This book of Job is of tremendous value to the Church.
All I mean to indicate by that suggestion is that in
these dealings with us by God, He is producing something
of lasting spiritual value to serve others. It may be
that some of us are going through something in a
spiritual way like that through which Job went -
disappointment, deprivation, so that God seems to be
against us and the language of our hearts is Job's -
"Oh that I knew where I might find him, that I might
come even to his seat! I would set my cause in order
before him and fill my mouth with arguments"
(23:3,4). This is the common complaint of the heart under
trial. What is the Lord doing with us when He handles us
like that, so deeply, so terribly? He is producing
something spiritual to be of service to others. This is
to be stock in trade for the saints - and not only in the
short duration of this life here on earth. "His
servants shall serve him, and they shall see his
face" (Rev. 22:3). There is work to be done, and the
spiritual measure to which we attain here is the measure
in which we are going to be of use to the Lord afterward,
and so the fires become very intense for some; but He is
producing something of abiding value for others. That is
one of the issues of this book.
God's Hiding of Himself
Now right in that setting come
these words which we hardly need to dwell upon. Firstly,
"He hideth himself." I doubt whether there is
one of us who does not know something of the poignancy
that lies in that statement. "He hideth
himself." That is one of our greatest occasions of
suffering, the fact that the Lord hides Himself. Our cry
all the time is that He will show Himself, come out into
the open, let us see Him and see what He is
doing. But "He hideth himself." He was
enshrouded in the mystery of His ways with His beloved
servant. In all the values of this book, this is not one
of the smallest, that God could say of a man that he is
perfect and upright and there is none like him in all the
earth, and then could hide Himself from that man.

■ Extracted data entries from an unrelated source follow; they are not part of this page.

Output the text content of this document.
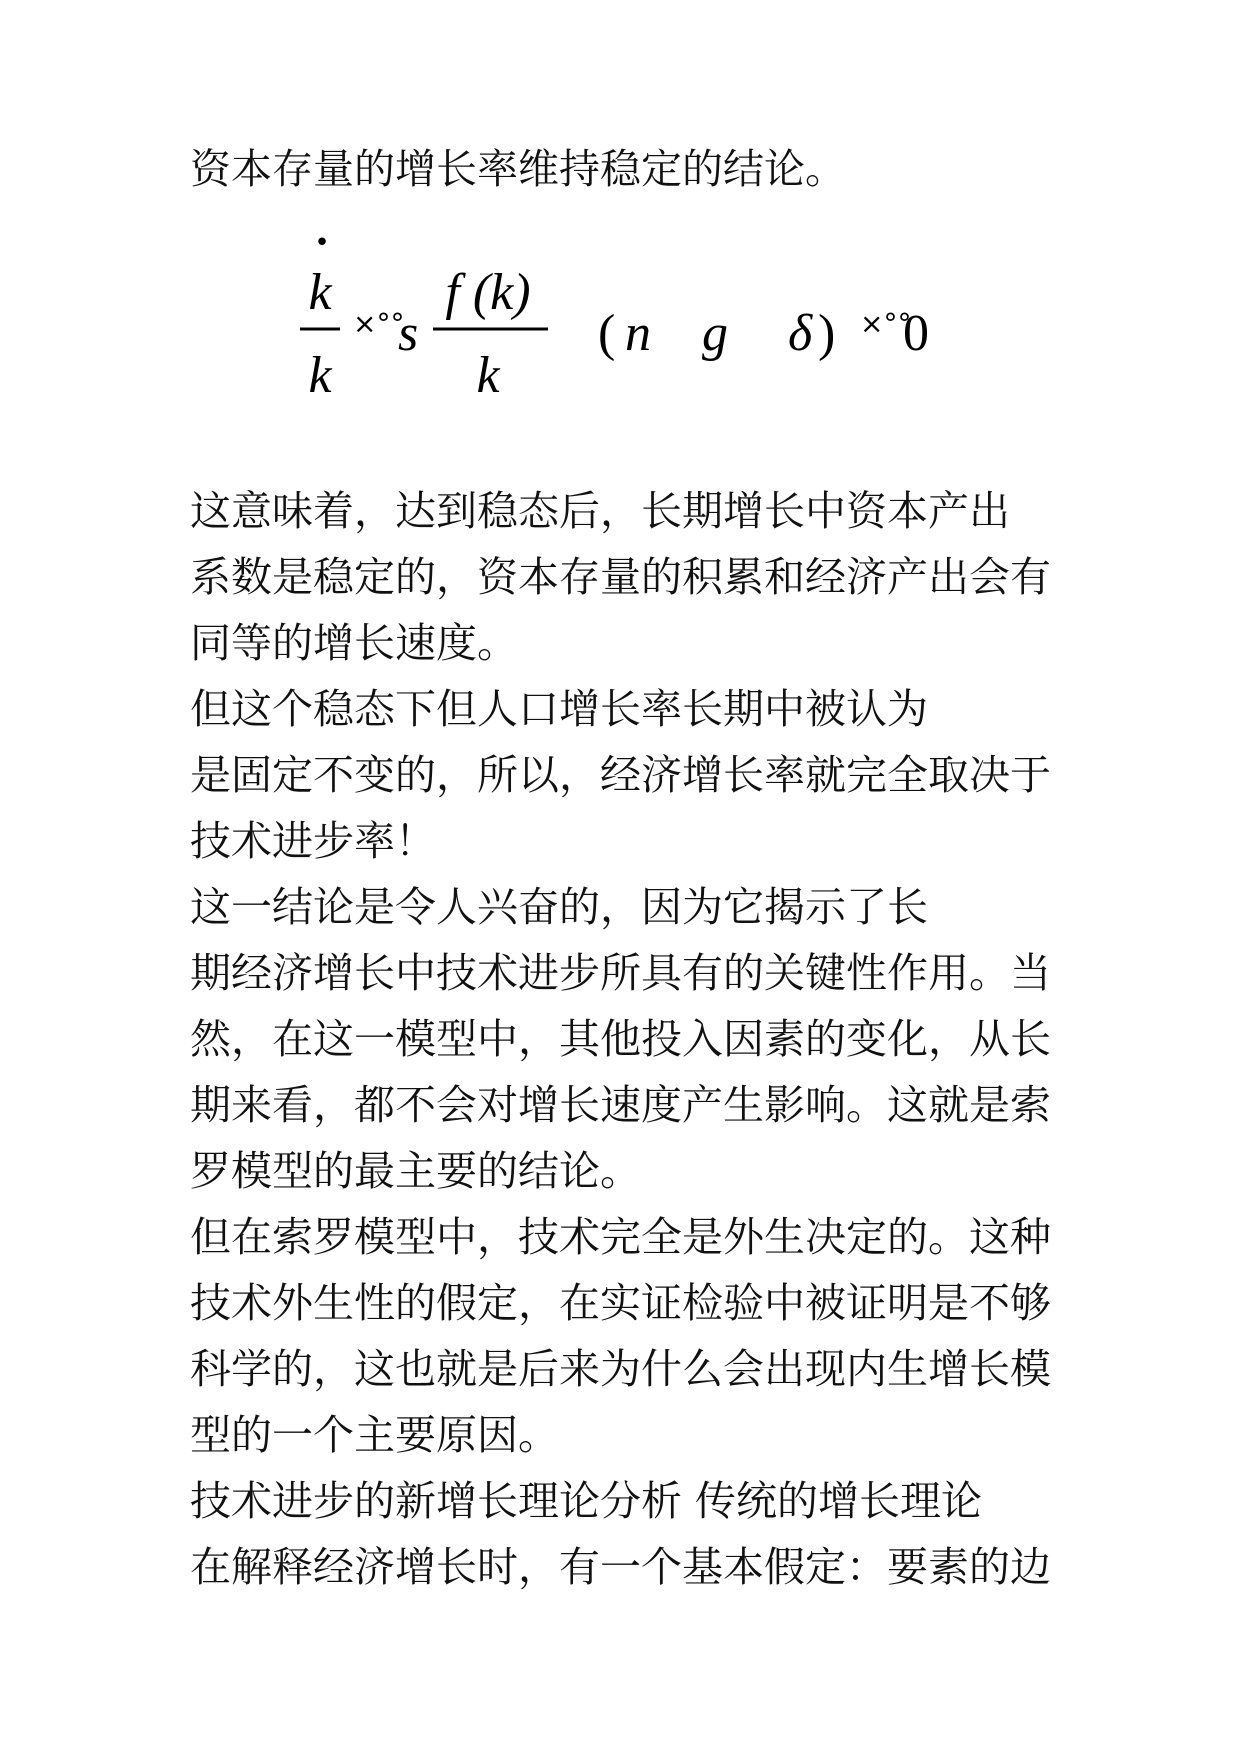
资本存量的增长率维持稳定的结论。
•
k
k
×°°
s
f (k)
k
( n g δ ) ×°°
0
这意味着，达到稳态后，长期增长中资本产出
系数是稳定的，资本存量的积累和经济产出会有
同等的增长速度。
但这个稳态下但人口增长率长期中被认为
是固定不变的，所以，经济增长率就完全取决于
技术进步率！
这一结论是令人兴奋的，因为它揭示了长
期经济增长中技术进步所具有的关键性作用。当
然，在这一模型中，其他投入因素的变化，从长
期来看，都不会对增长速度产生影响。这就是索
罗模型的最主要的结论。
但在索罗模型中，技术完全是外生决定的。这种
技术外生性的假定，在实证检验中被证明是不够
科学的，这也就是后来为什么会出现内生增长模
型的一个主要原因。
技术进步的新增长理论分析 传统的增长理论
在解释经济增长时，有一个基本假定：要素的边
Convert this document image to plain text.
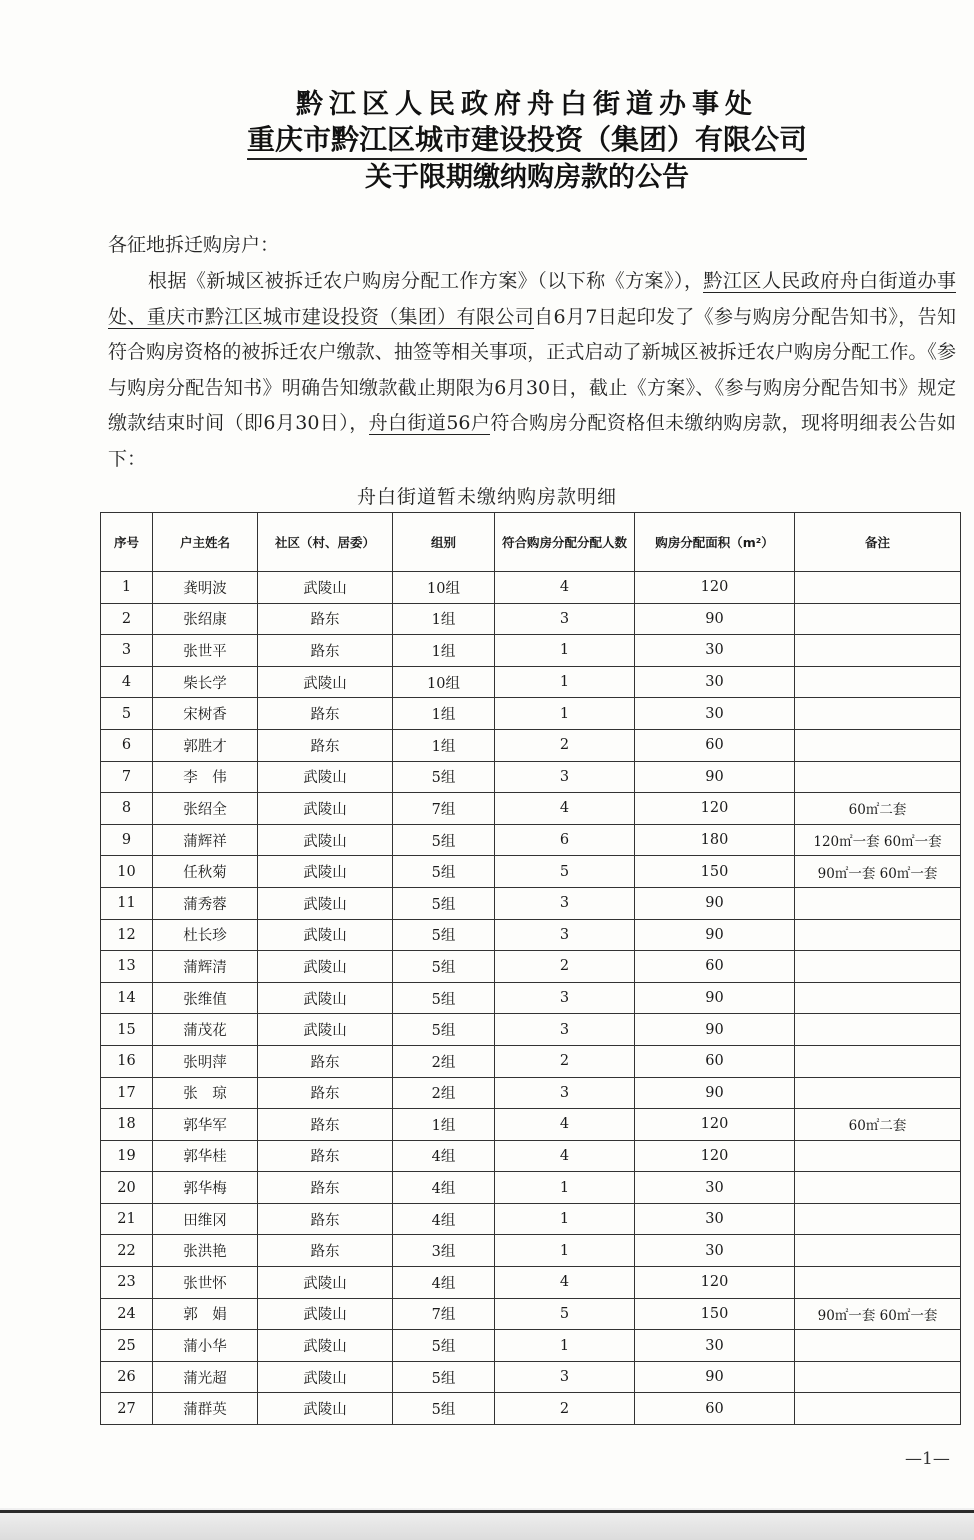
黔江区人民政府舟白街道办事处
重庆市黔江区城市建设投资（集团）有限公司
关于限期缴纳购房款的公告
各征地拆迁购房户：
根据《新城区被拆迁农户购房分配工作方案》（以下称《方案》），黔江区人民政府舟白街道办事处、重庆市黔江区城市建设投资（集团）有限公司自6月7日起印发了《参与购房分配告知书》，告知符合购房资格的被拆迁农户缴款、抽签等相关事项，正式启动了新城区被拆迁农户购房分配工作。《参与购房分配告知书》明确告知缴款截止期限为6月30日，截止《方案》、《参与购房分配告知书》规定缴款结束时间（即6月30日），舟白街道56户符合购房分配资格但未缴纳购房款，现将明细表公告如下：
舟白街道暂未缴纳购房款明细
序号	户主姓名	社区（村、居委）	组别	符合购房分配分配人数	购房分配面积（m²）	备注
1	龚明波	武陵山	10组	4	120	
2	张绍康	路东	1组	3	90	
3	张世平	路东	1组	1	30	
4	柴长学	武陵山	10组	1	30	
5	宋树香	路东	1组	1	30	
6	郭胜才	路东	1组	2	60	
7	李　伟	武陵山	5组	3	90	
8	张绍全	武陵山	7组	4	120	60㎡二套
9	蒲辉祥	武陵山	5组	6	180	120㎡一套 60㎡一套
10	任秋菊	武陵山	5组	5	150	90㎡一套 60㎡一套
11	蒲秀蓉	武陵山	5组	3	90	
12	杜长珍	武陵山	5组	3	90	
13	蒲辉清	武陵山	5组	2	60	
14	张维值	武陵山	5组	3	90	
15	蒲茂花	武陵山	5组	3	90	
16	张明萍	路东	2组	2	60	
17	张　琼	路东	2组	3	90	
18	郭华军	路东	1组	4	120	60㎡二套
19	郭华桂	路东	4组	4	120	
20	郭华梅	路东	4组	1	30	
21	田维冈	路东	4组	1	30	
22	张洪艳	路东	3组	1	30	
23	张世怀	武陵山	4组	4	120	
24	郭　娟	武陵山	7组	5	150	90㎡一套 60㎡一套
25	蒲小华	武陵山	5组	1	30	
26	蒲光超	武陵山	5组	3	90	
27	蒲群英	武陵山	5组	2	60	
—1—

You see
the point. Oh, the misrepresentation of God and of Job
which this book brings out! This is one of the things
which God set Himself to destroy out of hand. This
misrepresentation came through Job's friends. They were
pious men, in their way godly men, who said some very
lovely things - and yet they were used by the Devil as
instruments against this choice servant of God. A problem
arises here, which we make no attempt now to answer. Were
the things spoken by these men Divinely inspired
utterances? Can we take them as Scripture? "Lay thou
thy treasure in the dust... and the Almighty will be thy
treasure" (Job 22:24-25) - is that an inspired
utterance, can we take our stand on that? That is
something to be fulfilled as the Word of God, and yet
that - and many another equally lovely thing - was
uttered by men of whom God said in the end "Ye have
not spoken of me the thing that is right" (42:7).)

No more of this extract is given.